The conventional pipeline for processing sequencing data includes generating FASTQ- format files that contain reads sequenced from a next generation sequencing platform, and aligning these reads to an annotated reference genome. These steps are routinely performed using known computer algorithms, which a person skilled in the art will recognize can be used for executing steps of the present invention. For example, see Kukurba, Cold Spring Harb Protoc, 2015 (11):951-969, incorporated by reference.

The sequence reads may be analyzed to identify mutations. For example, sequence reads derived from a fragment of amplified ctDNA may be analyzed to identify small mutations such as polymorphisms or small indels. To identify small mutations, reads may be mapped to a reference using assembly and alignment techniques known in the art or developed for use in the workflow. Various strategies for the alignment and assembly of sequence reads, including the assembly of sequence reads into contigs, are described in detail in U.S. Pat. 8,209,130, incorporated herein by reference. Strategies may include (i) assembling reads into contigs and aligning the contigs to a reference; (ii) aligning individual reads to the reference; or (iv) other strategies known to be developed or known in the art. Sequence assembly can be done by methods known in the art including reference-based assemblies, de novo assemblies, assembly by alignment, or combination methods.

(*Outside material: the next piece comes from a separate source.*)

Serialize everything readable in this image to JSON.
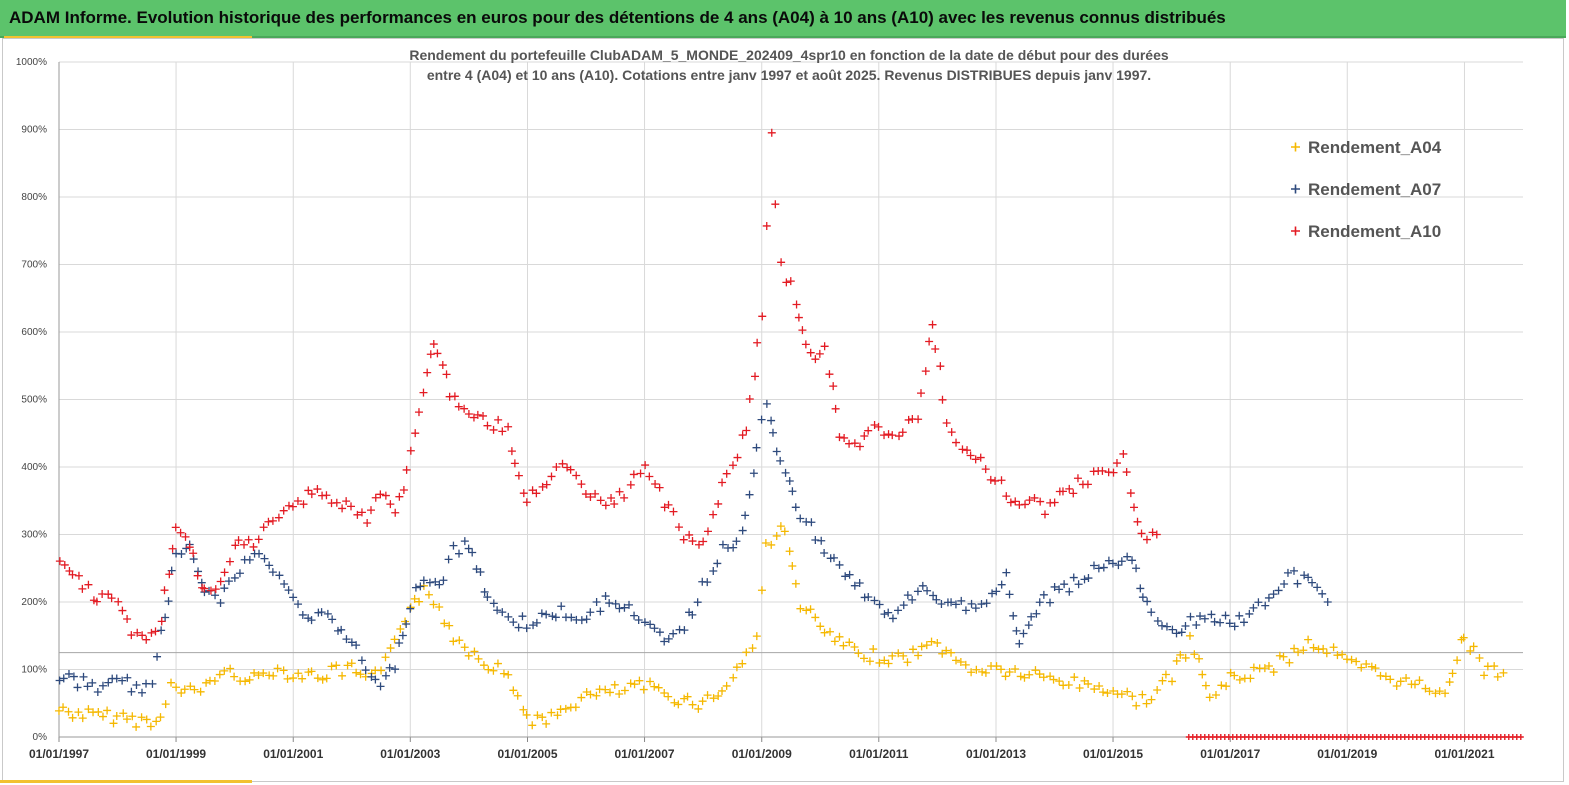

Sequence assembly is described in U.S. Pat. 8,165,821; U.S. Pat. 7,809,509; U.S. Pat. 6,223,128; U.S. Pub. 2011/0257889; and U.S. Pub. 2009/0318310, the contents of each of which are hereby incorporated by reference in their entirety. Sequence assembly or mapping may employ assembly steps, alignment steps, or both. Assembly can be implemented, for example, by the program ‘The Short Sequence Assembly by k-mer search and 3’ read Extension ‘ (SSAKE), from Canada’s Michael Smith Genome Sciences Centre (Vancouver, B.C., CA) (see, e.g., Warren et ak, 2007, Assembling millions of short DNA sequences using SSAKE, Bioinformatics, 23:500-501, incorporated by reference). SSAKE cycles through a table of reads and searches a prefix tree for the longest possible overlap between any two sequences. SSAKE clusters reads into contigs.